The saddest part about all of this, is that this same baby of three months, was in our ER the day before, and had been discharged at about 10pm with a diagnosis of pneumonia.  It had literally left our ER at 10pm alive, and returned at 0730am, dead.  Due to the state of the baby upon arrival, and the milk that was escaping from the nose and the whitish secretions that we removed from the lungs via suction during the code, it was evident that the baby had aspirated on his mother's milk, most likely from spitting up after feeding and breathing in the liquid without the mother knowing, and thus went into respiratory distress, respiratory arrest, to cardiac arrest. It likely had little to do with the pneumonia diagnosis, but clearly that baby was already in a compromised state of health, and who knows where the blame lies. Should that baby have been hospitalized the night before? I do not know; although I did see that baby the night before, I didn't attend to it or the family in anyway whatsoever, so I didn't know the story of the baby at all until the morning. I do know however, had that baby been hospitalized, it would be alive right now. Was it just poor timing that the baby was sick and just so happened to aspirate the morning after a hospital visit? Were they interrelated incidents? Was there something we could have done in the morning or was it really a hopeless effort?
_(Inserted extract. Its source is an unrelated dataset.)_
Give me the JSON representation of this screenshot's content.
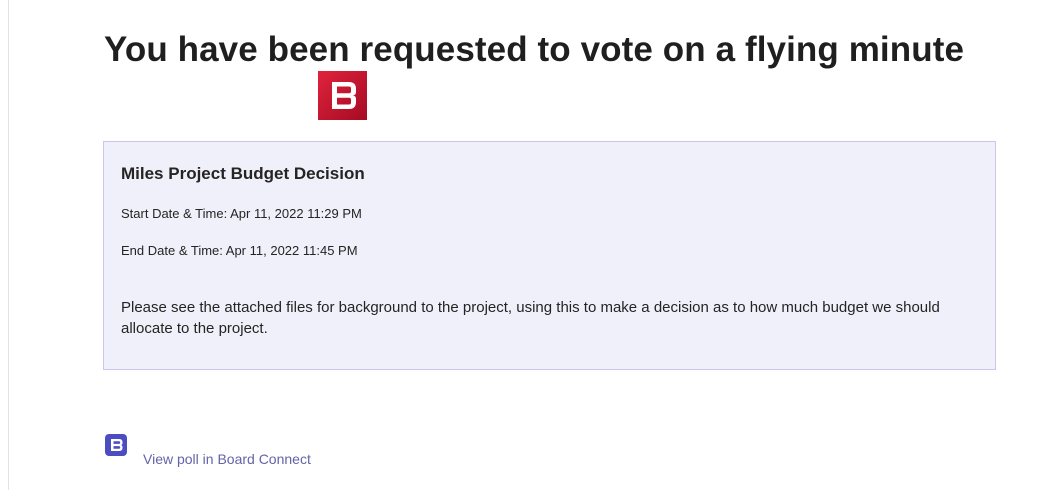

When the young grandmother entered crying, she started saying the story how they had been there last night and he had recieved an IV and oxygen and all this treatment and now he was dead...she even pointed to me, and said "you were here last night, you know what they did to him last night!" which was true, I had been there the night before (I stood out as the gringo in a pink uniform, so clearly she recognized me), and that was when I connected the stories. It was very tough. What made it worse was after the code, we had a "meeting" with all the personnel (minus the doctors) who were there at that moment, and with Lcda Benavides, to discuss how we didn't have the supplies, we were disorganized, how everything went bad. Well Lcda Benavides, sorry to say it but this is how every code is. We are always leaving the "Critical Unit" to get other supplies. It was a blessing that she at least saw the disorganization, because at least now she knows. But, like always, that "meeting" was a circle of blame, with the subject of conversation centering back to the SAME dumb topic that we have talked about for the last three months: that we are billing patients incorrectly and therefore not having enough supplies.
Now that I am much more fluent in Spanish and have observed enough of our department and how it works, I think I have the ability to finally make my case heard. My Spanish, I believe has been accelerated by times when I am all worked up like today, after bawling in the supply closet, I went to breakfast with Margarita, the other nurse, and Diana, the technologist who I had worked that shift with. At breakfast, we discussed what happened, among other topics, and I didn't hold back anything on what I was saying; I was capable enough to express all of my thoughts without being frustrated. It was kind of like our debriefing session that we probably should have had in the ER with the rest of our employees, but I don't think the "debriefing" idea has really hit Ecuador yet. What I've realized today is that I can't continue to sit back and have problems with my boss; if she, Sandra, doesn't want to change anything then I am going to have to go above her, to Lcda Benavides directly. We are dealing with people's lives, y punto.
Three months.
The amount of time I have worked in this ER; the same amount of time that baby lived.
Two totally different perspectives on an equal amount of time.